本文主要记录使用SparkStreaming从Kafka里读取数据,并使用Redis保存Offset,并监听Redis中的某个Key是否存在来停止程序,将读取到的数据转换为json写入到Kafka
相关文章:
1.Spark之PI本地
2.Spark之WordCount集群
3.SparkStreaming之读取Kafka数据
4.SparkStreaming之使用redis保存Kafka的Offset
5.SparkStreaming之优雅停止
6.SparkStreaming之写数据到Kafka
7.Spark计算《西虹市首富》短评词云
KafkaSink
对KafkaProducer进行封装便于广播
import java.util.concurrent.Future
import org.apache.kafka.clients.producer.{KafkaProducer, ProducerRecord, RecordMetadata}
class KafkaSink[K, V](createProducer: () => KafkaProducer[K, V]) extends Serializable {
/* This is the key idea that allows us to work around running into
NotSerializableExceptions. */
lazy val producer = createProducer()
def send(topic: String, key: K, value: V): Future[RecordMetadata] = {
producer.send(new ProducerRecord[K, V](topic, key, value))
}
def send(topic: String, value: V): Future[RecordMetadata] = {
producer.send(new ProducerRecord[K, V](topic, value))
}
}
object KafkaSink {
import scala.collection.JavaConversions._
def apply[K, V](config: Map[String, Object]): KafkaSink[K, V] = {
val createProducerFunc = () => {
val producer = new KafkaProducer[K, V](config)
sys.addShutdownHook {
// Ensure that, on executor JVM shutdown, the Kafka producer sends
// any buffered messages to Kafka before shutting down.
producer.close()
}
producer
}
new KafkaSink(createProducerFunc)
}
def apply[K, V](config: java.util.Properties): KafkaSink[K, V] = apply(config.toMap)
}
初始化KafkaSink,并广播
// 初始化KafkaSink,并广播
val kafkaProducer: Broadcast[KafkaSink[String, String]] = {
val kafkaProducerConfig = {
val p = new Properties()
p.setProperty("bootstrap.servers", bootstrapServers)
p.setProperty("key.serializer", classOf[StringSerializer].getName)

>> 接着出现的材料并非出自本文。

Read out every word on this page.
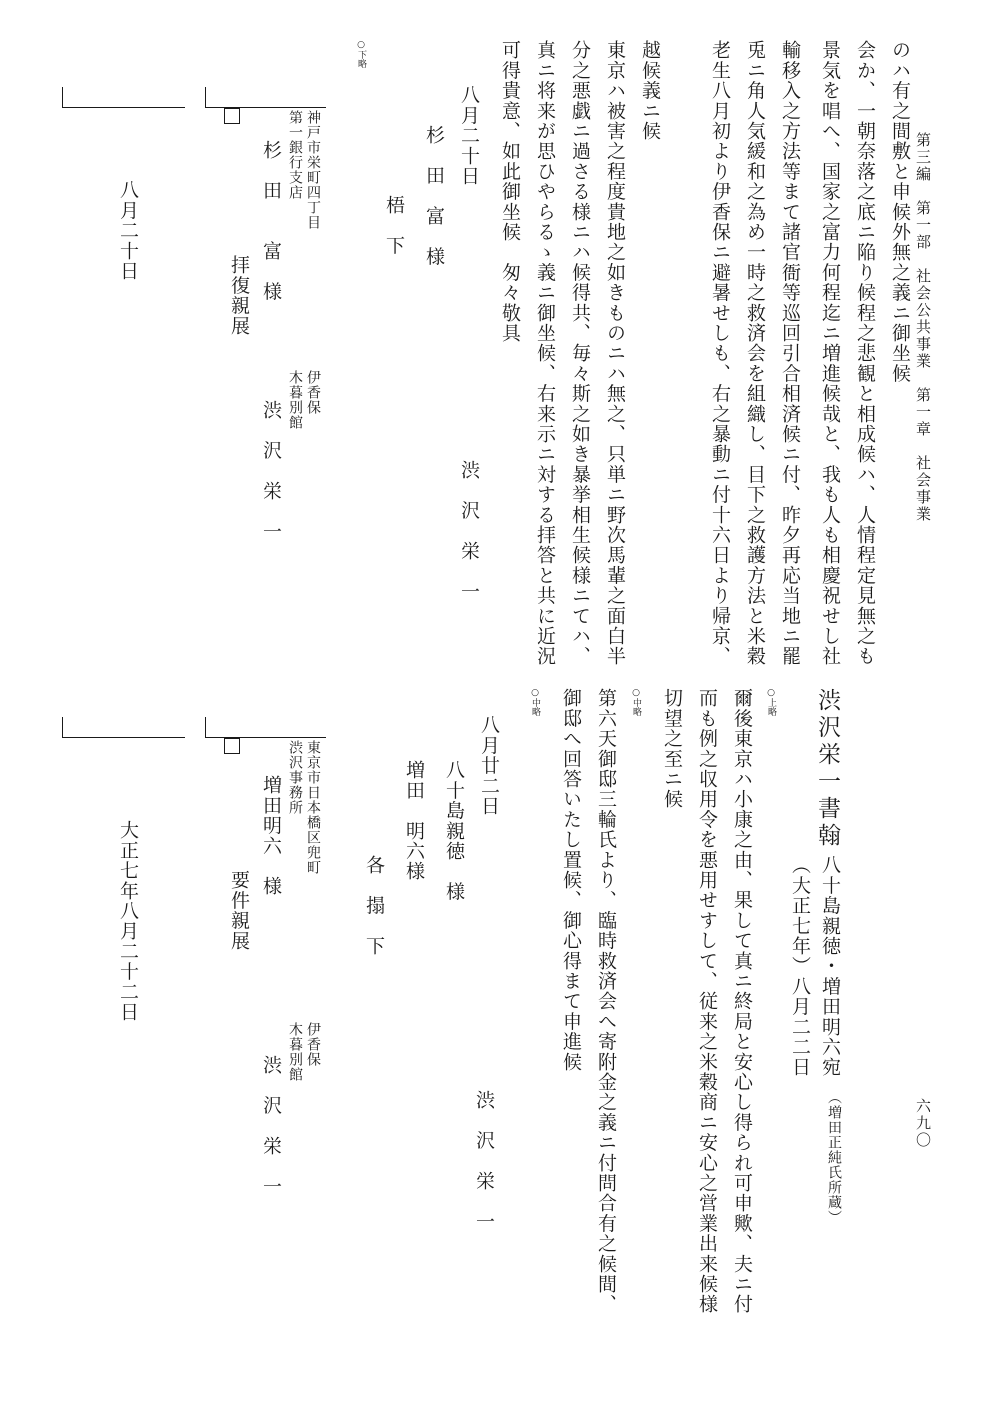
第三編　第一部　社会公共事業　第一章　社会事業
六九〇
景気を唱へ、国家之富力何程迄ニ増進候哉と、我も人も相慶祝せし社 会か、一朝奈落之底ニ陥り候程之悲観と相成候ハ、人情程定見無之も のハ有之間敷と申候外無之義ニ御坐候
老生八月初より伊香保ニ避暑せしも、右之暴動ニ付十六日より帰京、 兎ニ角人気緩和之為め一時之救済会を組織し、目下之救護方法と米穀 輸移入之方法等まて諸官衙等巡回引合相済候ニ付、昨夕再応当地ニ罷
越候義ニ候
東京ハ被害之程度貴地之如きものニハ無之、只単ニ野次馬輩之面白半
分之悪戯ニ過さる様ニハ候得共、毎々斯之如き暴挙相生候様ニてハ、
真ニ将来が思ひやらるゝ義ニ御坐候、右来示ニ対する拝答と共に近況
可得貴意、如此御坐候　匆々敬具
八月二十日
渋　沢　栄　一
杉　田　富　様
梧　下
○下略
神戸市栄町四丁目
第一銀行支店
杉　田　　富　様
拝復親展
伊香保
木暮別館
渋　沢　栄　一
八月二十日
渋沢栄一書翰
八十島親徳・増田明六宛
（増田正純氏所蔵）
（大正七年）八月二二日
○上略
爾後東京ハ小康之由、果して真ニ終局と安心し得られ可申歟、夫ニ付
而も例之収用令を悪用せすして、従来之米穀商ニ安心之営業出来候様
切望之至ニ候
○中略
第六天御邸三輪氏より、臨時救済会へ寄附金之義ニ付問合有之候間、
御邸へ回答いたし置候、御心得まて申進候
○中略
八月廿二日
渋　沢　栄　一
八十島親徳　様
増田　明六様
各　搨　下
東京市日本橋区兜町
渋沢事務所
増田明六　様
要件親展
伊香保
木暮別館
渋　沢　栄　一
大正七年八月二十二日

p.setProperty("value.serializer", classOf[StringSerializer].getName)
p
}
if (LOG.isInfoEnabled)
LOG.info("kafka producer init done!")
ssc.sparkContext.broadcast(KafkaSink[String, String](kafkaProducerConfig))
}
变量Partition并使用广播变量发送到Kafka
// 使用广播变量发送到Kafka
partition.foreach(record => {
kafkaProducer.value.send("Test_Json", new Gson().toJson(record))
})
完整程序 Kafka2KafkaStreaming
import com.google.gson.Gson
import me.jinkun.scala.util.{InternalRedisClient, KafkaSink}
import org.apache.kafka.clients.consumer.ConsumerConfig
import org.apache.kafka.common.TopicPartition
import org.apache.kafka.common.serialization.{StringDeserializer, StringSerializer}
import org.apache.spark.broadcast.Broadcast
import org.apache.spark.streaming.kafka010.{ConsumerStrategies, HasOffsetRanges, KafkaUtils, LocationStrategies}
import org.apache.spark.streaming.{Seconds, StreamingContext}
import org.apache.spark.{SparkConf, SparkContext, TaskContext}
import org.slf4j.LoggerFactory
/**
*
*/
object Kafka2KafkaStreaming {
private val LOG = LoggerFactory.getLogger("Kafka2KafkaStreaming")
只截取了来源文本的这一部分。